Proper estate planning is essential to minimize the cost and time of probating an estate.  Because real property tends to have high monetary value and cannot be easily divided amongst beneficiaries, the distribution of real property can cause major delays and extra costs in probating an estate.  Therefore, it is important that when you set up your estate plan, you account for your real property and ensure that it can be easily transferred according to your wishes.

There are three common ways to assign a beneficiary to your real property:

1.         Purchase the real property so it is titled to you and your spouse as “tenants by the entirety” or “with rights of survivorship”;

2.         Record a transfer on death deed; and

3.         Transfer the title to a revocable trust.  Each has its benefits and detriments – you should always consult an attorney to determine the best option for your plans.

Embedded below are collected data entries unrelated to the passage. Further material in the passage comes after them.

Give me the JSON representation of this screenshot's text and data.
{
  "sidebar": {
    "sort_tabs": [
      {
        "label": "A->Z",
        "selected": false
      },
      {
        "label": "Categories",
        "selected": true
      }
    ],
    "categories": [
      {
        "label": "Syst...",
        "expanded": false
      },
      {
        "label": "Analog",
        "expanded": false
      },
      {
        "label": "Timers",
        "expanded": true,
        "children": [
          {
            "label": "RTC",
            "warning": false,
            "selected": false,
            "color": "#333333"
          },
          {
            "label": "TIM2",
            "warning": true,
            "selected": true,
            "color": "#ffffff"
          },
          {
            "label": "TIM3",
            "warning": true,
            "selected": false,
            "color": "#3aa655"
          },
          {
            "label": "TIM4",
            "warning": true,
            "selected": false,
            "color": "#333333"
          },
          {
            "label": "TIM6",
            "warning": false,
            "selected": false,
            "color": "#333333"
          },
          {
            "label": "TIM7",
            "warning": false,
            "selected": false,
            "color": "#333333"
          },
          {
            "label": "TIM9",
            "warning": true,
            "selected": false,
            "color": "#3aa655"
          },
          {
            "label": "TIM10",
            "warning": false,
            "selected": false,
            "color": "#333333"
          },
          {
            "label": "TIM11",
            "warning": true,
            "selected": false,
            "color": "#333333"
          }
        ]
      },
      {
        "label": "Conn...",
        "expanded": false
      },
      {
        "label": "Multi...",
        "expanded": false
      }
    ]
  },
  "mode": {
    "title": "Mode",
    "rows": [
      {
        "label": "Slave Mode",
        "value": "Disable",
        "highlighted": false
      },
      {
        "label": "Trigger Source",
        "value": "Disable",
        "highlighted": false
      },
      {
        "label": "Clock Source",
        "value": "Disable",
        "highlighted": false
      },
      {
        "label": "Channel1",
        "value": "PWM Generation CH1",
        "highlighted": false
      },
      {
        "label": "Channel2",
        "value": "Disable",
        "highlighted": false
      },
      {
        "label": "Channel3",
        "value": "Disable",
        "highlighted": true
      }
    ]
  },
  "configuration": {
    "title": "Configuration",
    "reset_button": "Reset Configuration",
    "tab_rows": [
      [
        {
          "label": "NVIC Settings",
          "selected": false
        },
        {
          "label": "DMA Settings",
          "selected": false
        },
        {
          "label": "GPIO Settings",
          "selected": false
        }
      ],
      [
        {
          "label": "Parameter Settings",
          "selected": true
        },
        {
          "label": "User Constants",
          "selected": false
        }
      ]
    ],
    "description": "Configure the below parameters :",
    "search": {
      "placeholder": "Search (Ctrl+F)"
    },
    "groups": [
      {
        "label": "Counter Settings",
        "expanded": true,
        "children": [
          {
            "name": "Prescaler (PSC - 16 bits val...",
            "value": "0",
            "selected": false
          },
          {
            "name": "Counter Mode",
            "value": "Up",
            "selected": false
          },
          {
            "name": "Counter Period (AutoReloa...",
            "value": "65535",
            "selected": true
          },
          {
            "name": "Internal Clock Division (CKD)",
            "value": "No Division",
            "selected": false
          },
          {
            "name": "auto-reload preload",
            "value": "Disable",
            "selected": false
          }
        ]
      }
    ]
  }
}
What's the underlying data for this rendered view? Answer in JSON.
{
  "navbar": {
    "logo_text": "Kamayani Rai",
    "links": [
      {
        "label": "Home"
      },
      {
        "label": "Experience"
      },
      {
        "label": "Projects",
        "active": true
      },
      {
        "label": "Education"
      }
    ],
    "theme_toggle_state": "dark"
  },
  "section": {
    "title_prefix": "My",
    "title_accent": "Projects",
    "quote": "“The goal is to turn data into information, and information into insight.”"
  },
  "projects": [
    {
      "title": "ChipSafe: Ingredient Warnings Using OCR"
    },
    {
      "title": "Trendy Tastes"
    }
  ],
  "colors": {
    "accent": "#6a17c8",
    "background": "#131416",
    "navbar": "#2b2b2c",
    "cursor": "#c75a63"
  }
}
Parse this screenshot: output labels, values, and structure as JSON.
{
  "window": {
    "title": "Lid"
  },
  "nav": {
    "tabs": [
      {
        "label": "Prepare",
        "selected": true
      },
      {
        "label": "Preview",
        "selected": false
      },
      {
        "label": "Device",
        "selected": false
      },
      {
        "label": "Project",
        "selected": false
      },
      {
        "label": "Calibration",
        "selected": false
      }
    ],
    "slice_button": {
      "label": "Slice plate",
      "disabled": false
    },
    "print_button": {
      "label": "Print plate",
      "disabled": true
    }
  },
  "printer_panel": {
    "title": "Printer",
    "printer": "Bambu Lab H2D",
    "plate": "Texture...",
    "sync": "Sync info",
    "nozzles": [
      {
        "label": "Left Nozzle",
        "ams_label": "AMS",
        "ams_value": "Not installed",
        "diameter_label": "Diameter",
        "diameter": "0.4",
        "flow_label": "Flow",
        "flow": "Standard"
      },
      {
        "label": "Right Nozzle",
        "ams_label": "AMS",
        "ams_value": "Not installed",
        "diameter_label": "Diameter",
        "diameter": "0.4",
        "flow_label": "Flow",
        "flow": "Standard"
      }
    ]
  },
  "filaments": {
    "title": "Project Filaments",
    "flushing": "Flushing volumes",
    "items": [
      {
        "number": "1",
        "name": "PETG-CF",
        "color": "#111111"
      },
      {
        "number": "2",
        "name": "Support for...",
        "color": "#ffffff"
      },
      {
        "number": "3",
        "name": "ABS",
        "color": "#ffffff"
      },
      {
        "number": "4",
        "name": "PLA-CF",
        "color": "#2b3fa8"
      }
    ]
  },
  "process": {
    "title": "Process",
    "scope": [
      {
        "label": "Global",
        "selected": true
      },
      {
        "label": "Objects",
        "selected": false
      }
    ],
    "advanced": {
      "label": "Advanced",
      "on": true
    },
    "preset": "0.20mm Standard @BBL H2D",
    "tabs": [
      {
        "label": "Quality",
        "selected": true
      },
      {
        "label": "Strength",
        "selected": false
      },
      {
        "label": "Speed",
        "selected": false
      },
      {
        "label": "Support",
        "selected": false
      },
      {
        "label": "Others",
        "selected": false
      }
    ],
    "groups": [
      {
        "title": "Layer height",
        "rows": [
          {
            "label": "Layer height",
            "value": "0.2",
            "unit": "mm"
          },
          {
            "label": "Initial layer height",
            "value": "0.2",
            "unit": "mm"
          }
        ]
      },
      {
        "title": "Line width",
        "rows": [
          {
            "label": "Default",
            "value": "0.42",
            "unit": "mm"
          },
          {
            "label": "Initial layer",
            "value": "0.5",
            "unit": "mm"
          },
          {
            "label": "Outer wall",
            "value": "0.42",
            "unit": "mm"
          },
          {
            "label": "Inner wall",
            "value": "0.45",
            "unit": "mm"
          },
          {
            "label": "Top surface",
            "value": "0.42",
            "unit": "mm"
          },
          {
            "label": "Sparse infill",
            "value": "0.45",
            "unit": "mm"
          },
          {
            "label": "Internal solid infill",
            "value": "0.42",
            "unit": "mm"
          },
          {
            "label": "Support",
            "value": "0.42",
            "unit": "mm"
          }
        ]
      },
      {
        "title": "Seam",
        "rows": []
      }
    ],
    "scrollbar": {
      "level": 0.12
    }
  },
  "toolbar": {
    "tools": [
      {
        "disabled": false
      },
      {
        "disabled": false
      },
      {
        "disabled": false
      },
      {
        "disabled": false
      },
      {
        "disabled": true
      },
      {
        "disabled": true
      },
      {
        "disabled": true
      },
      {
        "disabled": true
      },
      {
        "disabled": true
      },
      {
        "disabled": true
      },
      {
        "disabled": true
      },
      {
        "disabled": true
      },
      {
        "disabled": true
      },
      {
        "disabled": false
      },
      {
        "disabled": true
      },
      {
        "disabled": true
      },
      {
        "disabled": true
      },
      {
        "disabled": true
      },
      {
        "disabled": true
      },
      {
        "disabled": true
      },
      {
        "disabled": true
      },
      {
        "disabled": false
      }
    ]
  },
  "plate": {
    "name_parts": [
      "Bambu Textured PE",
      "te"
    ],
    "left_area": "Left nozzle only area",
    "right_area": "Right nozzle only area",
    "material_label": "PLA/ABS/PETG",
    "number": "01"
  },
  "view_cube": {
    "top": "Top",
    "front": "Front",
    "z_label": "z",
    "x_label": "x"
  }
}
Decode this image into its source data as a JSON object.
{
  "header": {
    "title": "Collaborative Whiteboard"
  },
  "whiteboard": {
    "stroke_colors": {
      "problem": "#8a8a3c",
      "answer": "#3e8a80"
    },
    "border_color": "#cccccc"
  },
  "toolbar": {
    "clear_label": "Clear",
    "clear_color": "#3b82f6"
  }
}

Option 1: Tenants by the Entirety or with Rights of Survivorship.

If you were married when you purchased the real property, it is likely that the title names you and your spouse as tenants by the entirety.  This means that when you or your spouse pass, the survivor of the two of you automatically maintains possession of the property.  However, if you and your spouse pass at the same time, and you have not made any other provisions, then the real property will become an asset of the estate, and it will need to be probated.

Option 2: Transfer on Death Deed – ORS 93.967 and 93.969

A Transfer on Death Deed is recorded with the county while you are alive.  This type of deed is typically recommended when you own real property outright (i.e., you do not owe a mortgage on it).  While you may be able to record the deed with a mortgage, the transfer is subject to the mortgage and any other liens.

Additionally, some loan agreements have an automatic default clause that calls the loan due in full if you transfer title without the mortgage holder’s written approval.  Finally, although this deed should keep the real property out of probate, some title insurance companies may refuse to insure the real property for 18 months, or until probate is closed.  Also, if the beneficiary predeceases you, then the transfer lapses, and the real property will need to be probated.

Option 3: Trust Property

Setting up a revocable trust for your property, both real and personal, is generally advisable if you want to you be able to split all your assets amongst multiple beneficiaries.  It is also advisable to have a trust set up in the event you and your spouse pass simultaneously, if you have minor children, or if you would like to provide for a beneficiary long term.  Yet another benefit of a trust is that any property properly added to the trust is not subject to probate.

Therefore, if you own real property, you may transfer the title to the trust, and the real property will not be subject to probate.  This transfer is done via statutory warranty deed. The statutory warranty deed names you as the grantor, and it names you as the trustee of your trust as the grantee.  In short, you still have complete control over the real property.  However, when you pass, the successor trustee can sell the real property and distribute the proceeds to your beneficiaries according to your wishes.  Or, if you want one beneficiary to receive the real property at your death, the trust can provide for that as well. In conclusion, the most important aspect of estate planning is ensuring that your wishes are executed the way you desire.  To do this, you should meet with an estate planning attorney to discuss your individual circumstances, property, and wishes.